The bullet points above are almost an outline, pseudo code just asks you to add in the for-loops and some key function calls. The key is to give clarity in the structure of the code even if one does not program in Python specifically (but does know programming).

• Repeat the following B times:
  • Draw n values of $Y\sim\Bernoulli(0.1)$
  • Calculate and record $m = mean(Y)$
  • Store the resulting mean in a list called ms
• Plot the histogram of the B values of ms against the density plot of a $Normal(E(Y), \frac{1}{n}Var(Y))$

Here’s an example of what the pseudo-code above could be translated into:

import numpy as np
import seaborn as sns

# It's best practice to place all tunable parameters together
B = 1000
n = 100
p = 0.1

# Simulations
ms = []
for _ in range(B):
    ys = np.random.binomial(n=1, p=p, size=n)
    m = np.mean(ys)
    ms.append(m)

# Theoretical target
x_range = np.linspace(np.min(ms), np.max(ms), B)

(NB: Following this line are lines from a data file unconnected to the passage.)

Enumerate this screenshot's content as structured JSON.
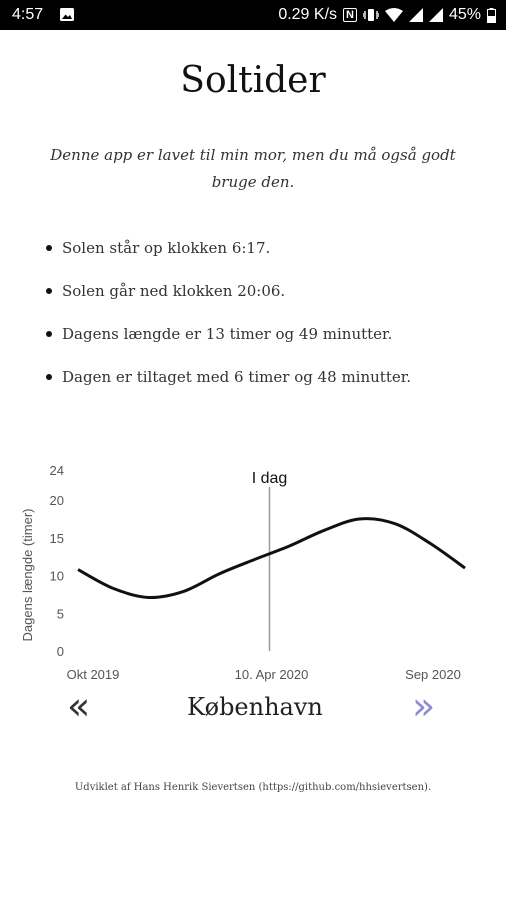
{
  "status_bar": {
    "time": "4:57",
    "network_speed": "0.29 K/s",
    "nfc": "N",
    "battery": "45%"
  },
  "app": {
    "title": "Soltider",
    "intro": "Denne app er lavet til min mor, men du må også godt bruge den."
  },
  "facts": [
    "Solen står op klokken 6:17.",
    "Solen går ned klokken 20:06.",
    "Dagens længde er 13 timer og 49 minutter.",
    "Dagen er tiltaget med 6 timer og 48 minutter."
  ],
  "chart_data": {
    "type": "line",
    "ylabel": "Dagens længde (timer)",
    "yticks": [
      0,
      5,
      10,
      15,
      20,
      24
    ],
    "ylim": [
      0,
      24
    ],
    "xlabels": [
      "Okt 2019",
      "10. Apr 2020",
      "Sep 2020"
    ],
    "marker_label": "I dag",
    "marker_position": 0.5,
    "series": [
      {
        "x": [
          "Okt 2019",
          "Nov 2019",
          "Dec 2019",
          "Jan 2020",
          "Feb 2020",
          "Mar 2020",
          "Apr 2020",
          "May 2020",
          "Jun 2020",
          "Jul 2020",
          "Aug 2020",
          "Sep 2020"
        ],
        "values": [
          10.8,
          8.3,
          7.1,
          7.9,
          10.2,
          12.1,
          13.9,
          16.0,
          17.5,
          16.9,
          14.3,
          11.0
        ]
      }
    ],
    "line_color": "#111111",
    "marker_color": "#999999",
    "grid": false
  },
  "navigation": {
    "prev": "«",
    "city": "København",
    "next": "»"
  },
  "footer": "Udviklet af Hans Henrik Sievertsen (https://github.com/hhsievertsen).",
  "colors": {
    "next_arrow": "#8f8ad6",
    "prev_arrow": "#333333",
    "status_bar_bg": "#000000"
  }
}
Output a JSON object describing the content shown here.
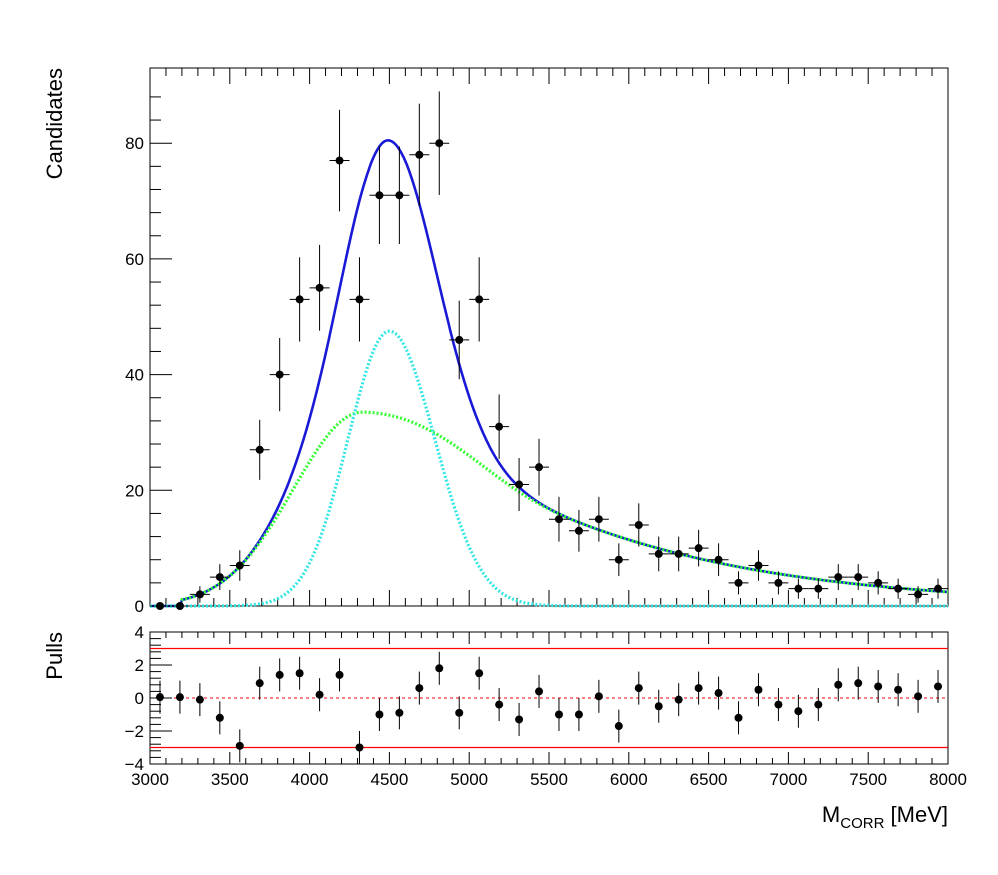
{
  "chart_data": [
    {
      "type": "scatter",
      "panel": "main",
      "ylabel": "Candidates",
      "xlim": [
        3000,
        8000
      ],
      "ylim": [
        0,
        93
      ],
      "yticks": [
        0,
        20,
        40,
        60,
        80
      ],
      "bin_half_width": 62.5,
      "data_points": {
        "x": [
          3062.5,
          3187.5,
          3312.5,
          3437.5,
          3562.5,
          3687.5,
          3812.5,
          3937.5,
          4062.5,
          4187.5,
          4312.5,
          4437.5,
          4562.5,
          4687.5,
          4812.5,
          4937.5,
          5062.5,
          5187.5,
          5312.5,
          5437.5,
          5562.5,
          5687.5,
          5812.5,
          5937.5,
          6062.5,
          6187.5,
          6312.5,
          6437.5,
          6562.5,
          6687.5,
          6812.5,
          6937.5,
          7062.5,
          7187.5,
          7312.5,
          7437.5,
          7562.5,
          7687.5,
          7812.5,
          7937.5
        ],
        "y": [
          0,
          0,
          2,
          5,
          7,
          27,
          40,
          53,
          55,
          77,
          53,
          71,
          71,
          78,
          80,
          46,
          53,
          31,
          21,
          24,
          15,
          13,
          15,
          8,
          14,
          9,
          9,
          10,
          8,
          4,
          7,
          4,
          3,
          3,
          5,
          5,
          4,
          3,
          2,
          3
        ]
      },
      "curves": [
        {
          "kind": "total",
          "color": "#1a1ad6",
          "style": "solid"
        },
        {
          "kind": "component-1",
          "color": "#33ff33",
          "style": "dotted"
        },
        {
          "kind": "component-2",
          "color": "#33e6e6",
          "style": "dotted"
        }
      ]
    },
    {
      "type": "scatter",
      "panel": "pulls",
      "ylabel": "Pulls",
      "xlabel_main": "M",
      "xlabel_sub": "CORR",
      "xlabel_unit": " [MeV]",
      "xlim": [
        3000,
        8000
      ],
      "ylim": [
        -4,
        4
      ],
      "yticks": [
        -4,
        -2,
        0,
        2,
        4
      ],
      "xticks": [
        3000,
        3500,
        4000,
        4500,
        5000,
        5500,
        6000,
        6500,
        7000,
        7500,
        8000
      ],
      "reference_lines": [
        3,
        -3
      ],
      "reference_color": "#ff0000",
      "data_points": {
        "x": [
          3062.5,
          3187.5,
          3312.5,
          3437.5,
          3562.5,
          3687.5,
          3812.5,
          3937.5,
          4062.5,
          4187.5,
          4312.5,
          4437.5,
          4562.5,
          4687.5,
          4812.5,
          4937.5,
          5062.5,
          5187.5,
          5312.5,
          5437.5,
          5562.5,
          5687.5,
          5812.5,
          5937.5,
          6062.5,
          6187.5,
          6312.5,
          6437.5,
          6562.5,
          6687.5,
          6812.5,
          6937.5,
          7062.5,
          7187.5,
          7312.5,
          7437.5,
          7562.5,
          7687.5,
          7812.5,
          7937.5
        ],
        "y": [
          0.05,
          0.05,
          -0.1,
          -1.2,
          -2.9,
          0.9,
          1.4,
          1.5,
          0.2,
          1.4,
          -3.0,
          -1.0,
          -0.9,
          0.6,
          1.8,
          -0.9,
          1.5,
          -0.4,
          -1.3,
          0.4,
          -1.0,
          -1.0,
          0.1,
          -1.7,
          0.6,
          -0.5,
          -0.1,
          0.6,
          0.3,
          -1.2,
          0.5,
          -0.4,
          -0.8,
          -0.4,
          0.8,
          0.9,
          0.7,
          0.5,
          0.1,
          0.7
        ]
      }
    }
  ]
}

def normal_density(x, m=0, v=1):
    kernel = np.exp(-0.5 * np.power(x - m, 2) / v)
    norm = np.sqrt(2 * np.pi * v)
    return kernel / norm

y_dens = normal_density(x_range, m = p, v = p * (1 - p) / n)

# plotting
sns.lineplot(x=x_range, y=y_dens, alpha=0.5)
sns.kdeplot(ms, alpha=0.5)
plt.show()

Notice that the actual execution includes:

• Python specific syntax
• Parameters necessary for the code to run, e.g. B, p, n, …
• Distracting code related to our plotting libraries